Most glaringly, 4-year graduation rate is clearly tied to socioeconomic status of the students—a student who needs to work a paying job to survive is vanishingly unlikely to average 15 credits/semester. Surely you’re not saying that having more students in or near poverty means the university is worse?
And I would hope that we can agree that dollars spent per student is an abysmally poor measure of institutional effectiveness—for just one example, sports programs at the vast majority of colleges are money pits that provide no educational benefits to most (if any) students. (Insert recognition of social benefits here, of course.)
Retention rate (and, really, graduation rate) is acknowledged to be a very, very poor measure of educational effectiveness, because the way it is tracked excludes many retained (and graduated) students.
Rate of employment after graduation also has a sampling problem, as well as the fact that surveys don’t always get the same information from institution to institution—at best they can be used to compare trends over time for a single institution, not differences between colleges.

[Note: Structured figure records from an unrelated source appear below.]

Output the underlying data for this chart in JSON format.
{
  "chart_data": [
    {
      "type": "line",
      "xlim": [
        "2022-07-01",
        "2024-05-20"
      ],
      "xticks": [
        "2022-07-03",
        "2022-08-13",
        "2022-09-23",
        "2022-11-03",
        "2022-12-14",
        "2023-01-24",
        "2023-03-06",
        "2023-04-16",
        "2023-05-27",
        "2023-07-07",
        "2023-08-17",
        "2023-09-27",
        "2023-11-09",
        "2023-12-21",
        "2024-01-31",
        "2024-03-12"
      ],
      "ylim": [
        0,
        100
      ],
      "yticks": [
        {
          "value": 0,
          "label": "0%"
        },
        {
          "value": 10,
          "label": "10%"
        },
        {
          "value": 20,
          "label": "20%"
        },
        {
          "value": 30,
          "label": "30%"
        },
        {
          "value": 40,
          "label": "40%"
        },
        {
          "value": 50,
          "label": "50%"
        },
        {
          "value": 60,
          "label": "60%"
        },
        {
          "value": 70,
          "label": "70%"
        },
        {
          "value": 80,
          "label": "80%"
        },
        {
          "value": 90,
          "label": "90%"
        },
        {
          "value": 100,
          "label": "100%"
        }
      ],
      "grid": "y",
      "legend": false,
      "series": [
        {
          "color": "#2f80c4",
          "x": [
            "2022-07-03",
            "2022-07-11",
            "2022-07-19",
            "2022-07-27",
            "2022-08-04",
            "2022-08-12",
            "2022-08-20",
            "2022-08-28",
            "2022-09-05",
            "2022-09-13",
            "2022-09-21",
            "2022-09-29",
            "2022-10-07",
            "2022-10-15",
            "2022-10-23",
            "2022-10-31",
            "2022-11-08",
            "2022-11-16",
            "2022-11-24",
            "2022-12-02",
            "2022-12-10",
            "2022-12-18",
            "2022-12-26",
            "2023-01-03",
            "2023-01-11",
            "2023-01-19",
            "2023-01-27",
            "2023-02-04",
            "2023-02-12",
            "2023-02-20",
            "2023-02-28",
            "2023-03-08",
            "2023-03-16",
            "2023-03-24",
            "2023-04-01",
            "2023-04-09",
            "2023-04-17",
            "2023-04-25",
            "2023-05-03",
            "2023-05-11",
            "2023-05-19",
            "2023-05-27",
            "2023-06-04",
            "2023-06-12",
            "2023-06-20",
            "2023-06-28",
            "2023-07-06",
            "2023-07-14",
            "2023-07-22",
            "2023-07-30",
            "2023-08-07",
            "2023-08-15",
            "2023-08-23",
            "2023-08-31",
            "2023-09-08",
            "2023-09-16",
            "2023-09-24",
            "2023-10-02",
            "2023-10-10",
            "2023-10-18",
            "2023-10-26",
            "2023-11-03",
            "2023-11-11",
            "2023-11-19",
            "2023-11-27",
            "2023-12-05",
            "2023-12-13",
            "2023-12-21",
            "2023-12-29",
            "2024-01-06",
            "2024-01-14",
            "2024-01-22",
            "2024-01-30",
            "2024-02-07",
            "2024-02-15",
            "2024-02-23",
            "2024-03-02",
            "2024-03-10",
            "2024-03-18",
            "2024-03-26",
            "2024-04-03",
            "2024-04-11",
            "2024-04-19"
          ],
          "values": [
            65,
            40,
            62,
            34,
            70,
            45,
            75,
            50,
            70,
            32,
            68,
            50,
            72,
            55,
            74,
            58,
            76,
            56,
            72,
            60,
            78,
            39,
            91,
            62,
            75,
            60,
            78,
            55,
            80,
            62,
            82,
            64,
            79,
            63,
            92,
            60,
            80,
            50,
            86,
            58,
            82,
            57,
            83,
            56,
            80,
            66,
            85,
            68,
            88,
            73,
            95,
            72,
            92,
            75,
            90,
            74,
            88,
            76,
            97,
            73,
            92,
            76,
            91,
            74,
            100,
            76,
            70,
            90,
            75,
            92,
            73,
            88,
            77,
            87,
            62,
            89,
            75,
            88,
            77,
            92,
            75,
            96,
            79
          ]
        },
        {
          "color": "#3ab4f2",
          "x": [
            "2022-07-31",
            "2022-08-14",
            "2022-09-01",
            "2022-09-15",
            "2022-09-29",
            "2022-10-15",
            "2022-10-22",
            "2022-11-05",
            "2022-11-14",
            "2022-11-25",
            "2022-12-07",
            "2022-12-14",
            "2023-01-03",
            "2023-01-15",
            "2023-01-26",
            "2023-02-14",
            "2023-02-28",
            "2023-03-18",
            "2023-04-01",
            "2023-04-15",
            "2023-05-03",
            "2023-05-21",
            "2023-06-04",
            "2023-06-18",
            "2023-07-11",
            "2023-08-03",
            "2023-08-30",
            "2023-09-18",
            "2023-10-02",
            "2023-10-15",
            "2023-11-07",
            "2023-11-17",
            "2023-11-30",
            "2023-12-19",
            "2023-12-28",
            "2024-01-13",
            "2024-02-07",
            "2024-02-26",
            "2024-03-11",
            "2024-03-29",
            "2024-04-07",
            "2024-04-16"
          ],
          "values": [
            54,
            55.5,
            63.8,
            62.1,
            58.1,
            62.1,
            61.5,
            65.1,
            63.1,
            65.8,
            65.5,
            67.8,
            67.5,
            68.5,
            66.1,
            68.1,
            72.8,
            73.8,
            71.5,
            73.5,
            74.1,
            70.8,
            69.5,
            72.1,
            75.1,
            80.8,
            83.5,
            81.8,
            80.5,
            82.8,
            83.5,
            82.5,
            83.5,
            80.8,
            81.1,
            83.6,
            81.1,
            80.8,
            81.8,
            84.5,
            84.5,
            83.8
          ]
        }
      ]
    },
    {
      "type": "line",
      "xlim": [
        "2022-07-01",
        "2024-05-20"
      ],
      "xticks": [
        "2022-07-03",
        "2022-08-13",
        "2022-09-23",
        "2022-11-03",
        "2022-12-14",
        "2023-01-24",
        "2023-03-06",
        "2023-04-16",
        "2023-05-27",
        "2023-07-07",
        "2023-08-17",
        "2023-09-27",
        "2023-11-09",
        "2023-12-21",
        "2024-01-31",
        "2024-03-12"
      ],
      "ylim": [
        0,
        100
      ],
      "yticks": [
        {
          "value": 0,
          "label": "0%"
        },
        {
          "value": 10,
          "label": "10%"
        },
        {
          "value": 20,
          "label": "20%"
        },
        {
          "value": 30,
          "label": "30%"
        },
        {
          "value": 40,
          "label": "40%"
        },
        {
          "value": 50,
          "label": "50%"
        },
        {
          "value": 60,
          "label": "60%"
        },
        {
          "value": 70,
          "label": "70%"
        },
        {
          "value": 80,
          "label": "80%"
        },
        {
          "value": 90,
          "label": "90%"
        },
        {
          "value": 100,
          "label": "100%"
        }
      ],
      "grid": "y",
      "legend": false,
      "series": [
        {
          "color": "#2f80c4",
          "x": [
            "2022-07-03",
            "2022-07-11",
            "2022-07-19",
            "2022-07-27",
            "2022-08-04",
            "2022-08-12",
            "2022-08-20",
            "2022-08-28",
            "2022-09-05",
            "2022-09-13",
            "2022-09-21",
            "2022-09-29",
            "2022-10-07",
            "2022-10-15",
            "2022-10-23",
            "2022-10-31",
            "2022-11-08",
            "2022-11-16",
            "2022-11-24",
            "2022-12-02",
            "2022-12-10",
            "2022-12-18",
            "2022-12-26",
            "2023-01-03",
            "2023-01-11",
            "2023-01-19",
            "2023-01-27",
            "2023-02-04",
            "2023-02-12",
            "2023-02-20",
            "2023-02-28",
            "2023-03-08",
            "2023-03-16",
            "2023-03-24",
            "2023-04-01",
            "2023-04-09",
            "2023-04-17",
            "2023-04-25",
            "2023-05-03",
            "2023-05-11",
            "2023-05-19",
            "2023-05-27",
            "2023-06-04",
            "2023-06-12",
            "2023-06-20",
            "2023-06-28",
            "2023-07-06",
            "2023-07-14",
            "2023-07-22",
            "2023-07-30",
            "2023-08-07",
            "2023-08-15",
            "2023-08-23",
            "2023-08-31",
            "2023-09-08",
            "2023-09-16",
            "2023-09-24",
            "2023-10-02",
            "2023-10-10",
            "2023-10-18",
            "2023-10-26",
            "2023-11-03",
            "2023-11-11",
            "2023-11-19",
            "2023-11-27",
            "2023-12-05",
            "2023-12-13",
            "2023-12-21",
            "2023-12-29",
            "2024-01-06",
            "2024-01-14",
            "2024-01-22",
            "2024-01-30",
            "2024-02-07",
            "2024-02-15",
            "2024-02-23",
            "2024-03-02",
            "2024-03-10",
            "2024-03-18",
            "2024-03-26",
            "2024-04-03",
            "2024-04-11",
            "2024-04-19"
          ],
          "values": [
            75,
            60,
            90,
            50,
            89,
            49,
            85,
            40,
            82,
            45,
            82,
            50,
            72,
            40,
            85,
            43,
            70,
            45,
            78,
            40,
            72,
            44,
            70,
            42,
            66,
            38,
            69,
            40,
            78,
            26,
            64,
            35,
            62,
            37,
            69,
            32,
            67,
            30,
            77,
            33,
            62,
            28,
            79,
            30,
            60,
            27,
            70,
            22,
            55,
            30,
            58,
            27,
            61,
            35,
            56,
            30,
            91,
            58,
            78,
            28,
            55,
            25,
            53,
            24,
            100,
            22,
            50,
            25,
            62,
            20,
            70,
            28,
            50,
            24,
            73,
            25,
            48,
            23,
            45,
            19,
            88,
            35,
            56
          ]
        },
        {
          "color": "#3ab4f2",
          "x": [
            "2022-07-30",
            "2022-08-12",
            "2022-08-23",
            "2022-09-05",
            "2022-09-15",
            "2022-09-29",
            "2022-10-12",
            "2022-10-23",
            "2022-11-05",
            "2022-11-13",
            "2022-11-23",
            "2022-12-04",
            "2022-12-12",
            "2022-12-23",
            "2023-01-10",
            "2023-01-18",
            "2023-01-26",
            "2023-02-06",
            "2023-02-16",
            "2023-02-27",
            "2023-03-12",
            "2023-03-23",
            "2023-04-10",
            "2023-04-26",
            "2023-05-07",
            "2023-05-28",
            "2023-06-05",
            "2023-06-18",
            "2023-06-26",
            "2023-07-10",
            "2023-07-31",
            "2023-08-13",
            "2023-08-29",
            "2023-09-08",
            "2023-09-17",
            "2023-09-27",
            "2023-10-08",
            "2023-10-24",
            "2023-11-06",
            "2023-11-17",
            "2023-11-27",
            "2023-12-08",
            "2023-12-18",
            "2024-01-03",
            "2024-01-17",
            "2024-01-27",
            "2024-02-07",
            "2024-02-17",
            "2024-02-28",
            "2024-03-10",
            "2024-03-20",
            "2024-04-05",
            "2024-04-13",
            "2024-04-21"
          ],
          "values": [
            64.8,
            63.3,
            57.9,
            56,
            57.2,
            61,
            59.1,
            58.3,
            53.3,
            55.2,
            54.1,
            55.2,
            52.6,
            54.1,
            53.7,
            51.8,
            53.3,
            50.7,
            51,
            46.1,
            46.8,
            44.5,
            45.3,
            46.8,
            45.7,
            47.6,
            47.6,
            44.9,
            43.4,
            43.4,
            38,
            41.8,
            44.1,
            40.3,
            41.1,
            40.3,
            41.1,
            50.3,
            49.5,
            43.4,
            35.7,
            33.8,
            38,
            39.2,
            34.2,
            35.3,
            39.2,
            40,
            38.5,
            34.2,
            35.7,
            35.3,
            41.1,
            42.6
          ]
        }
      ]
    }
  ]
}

Similarly, student:faculty ratios aren’t calculated the same way between institutions, and even when they are, you run into frequent definitional issues (e.g., teaching assistants, 100% research faculty, and so on).
We try to quantify higher education, but the problem is that it’s an incredibly heterogeneous sector—the idea that you can come up with a set of quantitative or even qualitative metrics that are equally applicable and equally measurable across institutions falls apart every time anyone tries to do it seriously.
Basically, there are some students for whom UCLA would be better, and some for whom CSULA would be better—and, I would suggest, the vast majority who would be equally well served by either of them. But to try to say that one is inherently better than the other? No. Just no.